Mañana desde Bakú, a las 18:45 horas, Qarabag y Newcastle se disputarán una plaza en los octavos de final de la Champions League. Un cruce que enfrenta dos contextos completamente distintos, pero una misma ambición: seguir vivos en la máxima competición continental.

El campeón azerbaiyano ha logrado convertirse en el primer equipo de Azerbaiyán en superar la fase de grupos de la Champions. Lo hizo sin estridencias, con orden y personalidad. Sus dos victorias consecutivas al inicio del torneo fueron el impulso definitivo para una clasificación que terminó siendo ajustada, pero histórica. Cerraron con 10 puntos y en la 22ª posición, suficientes para abrir una puerta que nadie en el país había cruzado antes.

Enfrente estará un Newcastle que vive entre la ilusión y la inestabilidad. Un rendimiento en la Premier League muy por debajo del esperado, una plantilla castigada por las lesiones y la obligación implícita de imponerse ante un rival que, sobre el papel, parte un escalón por debajo en calidad individual.

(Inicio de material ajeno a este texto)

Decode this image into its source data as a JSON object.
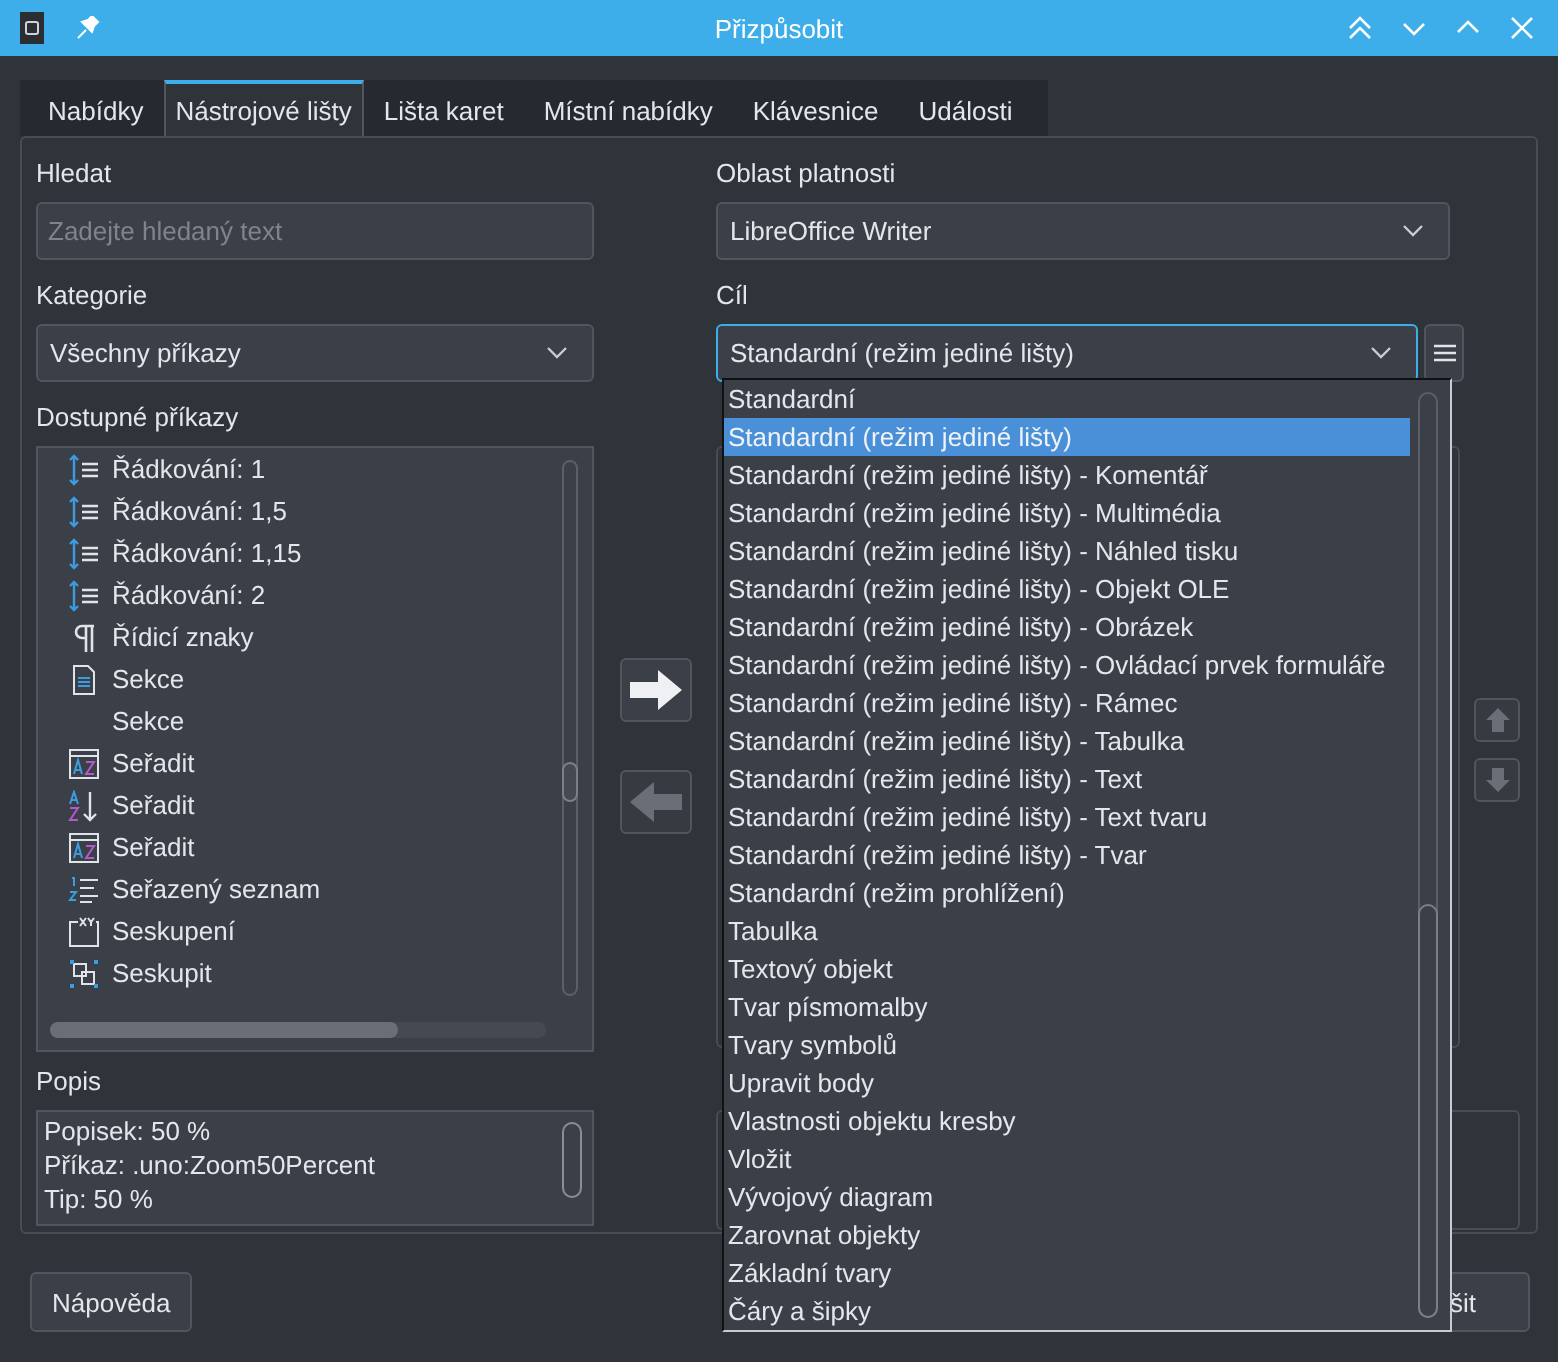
{
  "window": {
    "title": "Přizpůsobit"
  },
  "tabs": [
    {
      "label": "Nabídky",
      "selected": false
    },
    {
      "label": "Nástrojové lišty",
      "selected": true
    },
    {
      "label": "Lišta karet",
      "selected": false
    },
    {
      "label": "Místní nabídky",
      "selected": false
    },
    {
      "label": "Klávesnice",
      "selected": false
    },
    {
      "label": "Události",
      "selected": false
    }
  ],
  "search": {
    "label": "Hledat",
    "placeholder": "Zadejte hledaný text"
  },
  "category": {
    "label": "Kategorie",
    "value": "Všechny příkazy"
  },
  "available_commands": {
    "label": "Dostupné příkazy",
    "items": [
      {
        "kind": "line-spacing",
        "label": "Řádkování: 1"
      },
      {
        "kind": "line-spacing",
        "label": "Řádkování: 1,5"
      },
      {
        "kind": "line-spacing",
        "label": "Řádkování: 1,15"
      },
      {
        "kind": "line-spacing",
        "label": "Řádkování: 2"
      },
      {
        "kind": "pilcrow",
        "label": "Řídicí znaky"
      },
      {
        "kind": "document",
        "label": "Sekce"
      },
      {
        "kind": "plain",
        "label": "Sekce"
      },
      {
        "kind": "sort-box",
        "label": "Seřadit"
      },
      {
        "kind": "sort-arrow",
        "label": "Seřadit"
      },
      {
        "kind": "sort-box",
        "label": "Seřadit"
      },
      {
        "kind": "numbered-list",
        "label": "Seřazený seznam"
      },
      {
        "kind": "xy-frame",
        "label": "Seskupení"
      },
      {
        "kind": "group",
        "label": "Seskupit"
      }
    ]
  },
  "description": {
    "label": "Popis",
    "lines": [
      "Popisek: 50 %",
      "Příkaz: .uno:Zoom50Percent",
      "Tip: 50 %"
    ]
  },
  "transfer_buttons": [
    {
      "kind": "add",
      "disabled": false
    },
    {
      "kind": "remove",
      "disabled": true
    }
  ],
  "scope": {
    "label": "Oblast platnosti",
    "value": "LibreOffice Writer"
  },
  "target": {
    "label": "Cíl",
    "value": "Standardní (režim jediné lišty)",
    "open": true,
    "options": [
      {
        "label": "Standardní",
        "selected": false
      },
      {
        "label": "Standardní (režim jediné lišty)",
        "selected": true
      },
      {
        "label": "Standardní (režim jediné lišty) - Komentář",
        "selected": false
      },
      {
        "label": "Standardní (režim jediné lišty) - Multimédia",
        "selected": false
      },
      {
        "label": "Standardní (režim jediné lišty) - Náhled tisku",
        "selected": false
      },
      {
        "label": "Standardní (režim jediné lišty) - Objekt OLE",
        "selected": false
      },
      {
        "label": "Standardní (režim jediné lišty) - Obrázek",
        "selected": false
      },
      {
        "label": "Standardní (režim jediné lišty) - Ovládací prvek formuláře",
        "selected": false
      },
      {
        "label": "Standardní (režim jediné lišty) - Rámec",
        "selected": false
      },
      {
        "label": "Standardní (režim jediné lišty) - Tabulka",
        "selected": false
      },
      {
        "label": "Standardní (režim jediné lišty) - Text",
        "selected": false
      },
      {
        "label": "Standardní (režim jediné lišty) - Text tvaru",
        "selected": false
      },
      {
        "label": "Standardní (režim jediné lišty) - Tvar",
        "selected": false
      },
      {
        "label": "Standardní (režim prohlížení)",
        "selected": false
      },
      {
        "label": "Tabulka",
        "selected": false
      },
      {
        "label": "Textový objekt",
        "selected": false
      },
      {
        "label": "Tvar písmomalby",
        "selected": false
      },
      {
        "label": "Tvary symbolů",
        "selected": false
      },
      {
        "label": "Upravit body",
        "selected": false
      },
      {
        "label": "Vlastnosti objektu kresby",
        "selected": false
      },
      {
        "label": "Vložit",
        "selected": false
      },
      {
        "label": "Vývojový diagram",
        "selected": false
      },
      {
        "label": "Zarovnat objekty",
        "selected": false
      },
      {
        "label": "Základní tvary",
        "selected": false
      },
      {
        "label": "Čáry a šipky",
        "selected": false
      }
    ]
  },
  "move_buttons": [
    {
      "kind": "up",
      "disabled": true
    },
    {
      "kind": "down",
      "disabled": true
    }
  ],
  "buttons": [
    "Nápověda",
    "šit"
  ]
}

Un premio inesperado contra una obligación encubierta

El conjunto inglés llegó a esta eliminatoria con 14 puntos y en la 12ª posición, mostrando mayor regularidad que su rival durante la fase liga. Sin embargo, el contexto no invita a la relajación. Las lesiones siguen condicionando a Eddie Howe: Bruno Guimarães estará fuera durante dos meses, mientras que Joelinton, ya entrenando con el grupo, aparece como la noticia positiva y podría estar disponible.

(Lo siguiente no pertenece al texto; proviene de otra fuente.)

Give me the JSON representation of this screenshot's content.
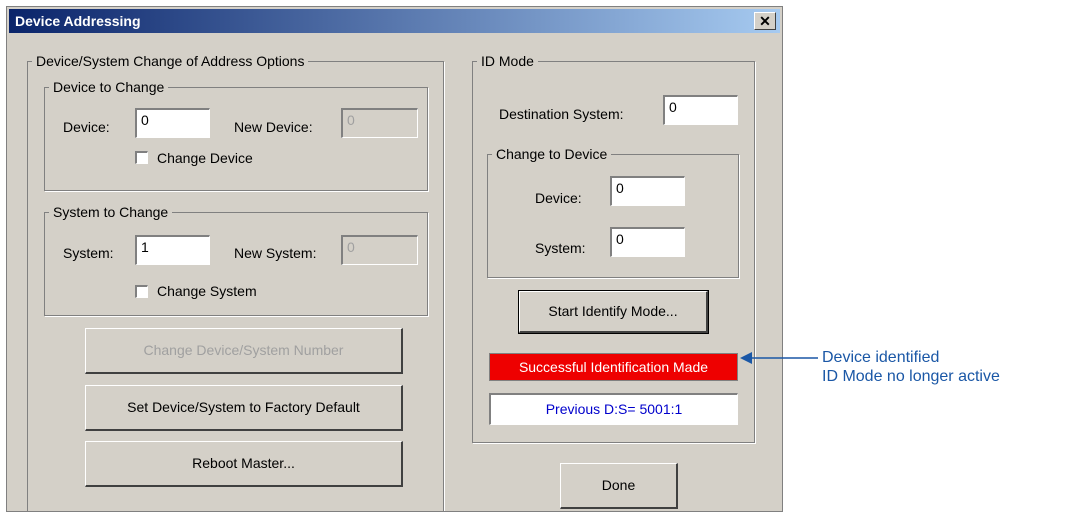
{
  "window": {
    "title": "Device Addressing",
    "close_glyph": "✕"
  },
  "change_options": {
    "legend": "Device/System Change of Address Options",
    "device_group": {
      "legend": "Device to Change",
      "device_label": "Device:",
      "device_value": "0",
      "new_device_label": "New Device:",
      "new_device_value": "0",
      "checkbox_label": "Change Device",
      "checked": false
    },
    "system_group": {
      "legend": "System to Change",
      "system_label": "System:",
      "system_value": "1",
      "new_system_label": "New System:",
      "new_system_value": "0",
      "checkbox_label": "Change System",
      "checked": false
    },
    "change_number_button": "Change Device/System Number",
    "factory_default_button": "Set Device/System to Factory Default",
    "reboot_button": "Reboot Master..."
  },
  "id_mode": {
    "legend": "ID Mode",
    "destination_label": "Destination System:",
    "destination_value": "0",
    "change_to_device": {
      "legend": "Change to Device",
      "device_label": "Device:",
      "device_value": "0",
      "system_label": "System:",
      "system_value": "0"
    },
    "start_button": "Start Identify Mode...",
    "status_text": "Successful Identification Made",
    "status_color": "#ee0000",
    "previous_text": "Previous D:S= 5001:1"
  },
  "done_button": "Done",
  "annotation": {
    "line1": "Device identified",
    "line2": "ID Mode no longer active",
    "color": "#1a57a6"
  }
}
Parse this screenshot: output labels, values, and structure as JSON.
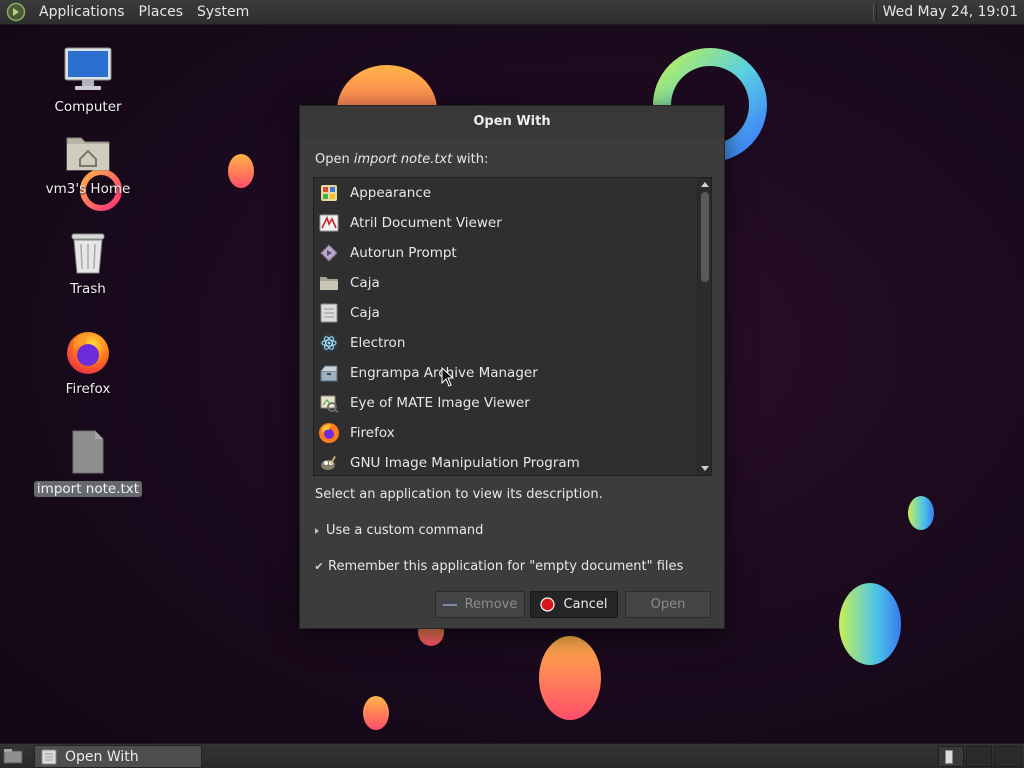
{
  "top_panel": {
    "menus": [
      "Applications",
      "Places",
      "System"
    ],
    "clock": "Wed May 24, 19:01"
  },
  "desktop": {
    "icons": [
      {
        "label": "Computer",
        "icon": "computer-icon"
      },
      {
        "label": "vm3's Home",
        "icon": "home-folder-icon"
      },
      {
        "label": "Trash",
        "icon": "trash-icon"
      },
      {
        "label": "Firefox",
        "icon": "firefox-icon"
      },
      {
        "label": "import note.txt",
        "icon": "text-file-icon",
        "selected": true
      }
    ]
  },
  "dialog": {
    "title": "Open With",
    "prompt_prefix": "Open ",
    "prompt_file": "import note.txt",
    "prompt_suffix": " with:",
    "apps": [
      {
        "name": "Appearance",
        "icon": "appearance-icon"
      },
      {
        "name": "Atril Document Viewer",
        "icon": "atril-icon"
      },
      {
        "name": "Autorun Prompt",
        "icon": "autorun-icon"
      },
      {
        "name": "Caja",
        "icon": "folder-icon"
      },
      {
        "name": "Caja",
        "icon": "file-manager-icon"
      },
      {
        "name": "Electron",
        "icon": "electron-icon"
      },
      {
        "name": "Engrampa Archive Manager",
        "icon": "archive-icon"
      },
      {
        "name": "Eye of MATE Image Viewer",
        "icon": "image-viewer-icon"
      },
      {
        "name": "Firefox",
        "icon": "firefox-icon"
      },
      {
        "name": "GNU Image Manipulation Program",
        "icon": "gimp-icon"
      }
    ],
    "description": "Select an application to view its description.",
    "custom_command": "Use a custom command",
    "remember_label": "Remember this application for \"empty document\" files",
    "remember_checked": true,
    "buttons": {
      "remove": "Remove",
      "cancel": "Cancel",
      "open": "Open"
    }
  },
  "taskbar": {
    "window_label": "Open With"
  },
  "colors": {
    "panel": "#2e2e2e",
    "dialog_bg": "#3c3c3c",
    "list_bg": "#2f2f2f",
    "cancel_icon": "#d9161e"
  }
}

Aun así, las últimas semanas han dejado señales alentadoras. La victoria ante el Tottenham en Premier y el 3-1 frente al Aston Villa en FA Cup reforzaron la sensación de que el equipo conserva capacidad competitiva cuando logra imponer físico y ritmo.

El Qarabag, pese a perder sus últimos cuatro encuentros de la fase liga, llega sin presión real. Para ellos, ya es un éxito. Para el Newcastle, en cambio, esta eliminatoria es casi un pequeño salvavidas europeo en medio de una temporada doméstica irregular.

Son dos proyectos y dos realidades que chocan. Ilusión contra exigencia. Porque más allá de las diferencias presupuestarias o de plantilla, el premio es enorme. Una clasificación a octavos no solo supone prestigio y respaldo económico, sino también un impulso anímico que puede cambiar el rumbo del curso con Chelsea o FC Barcelona esperando rival.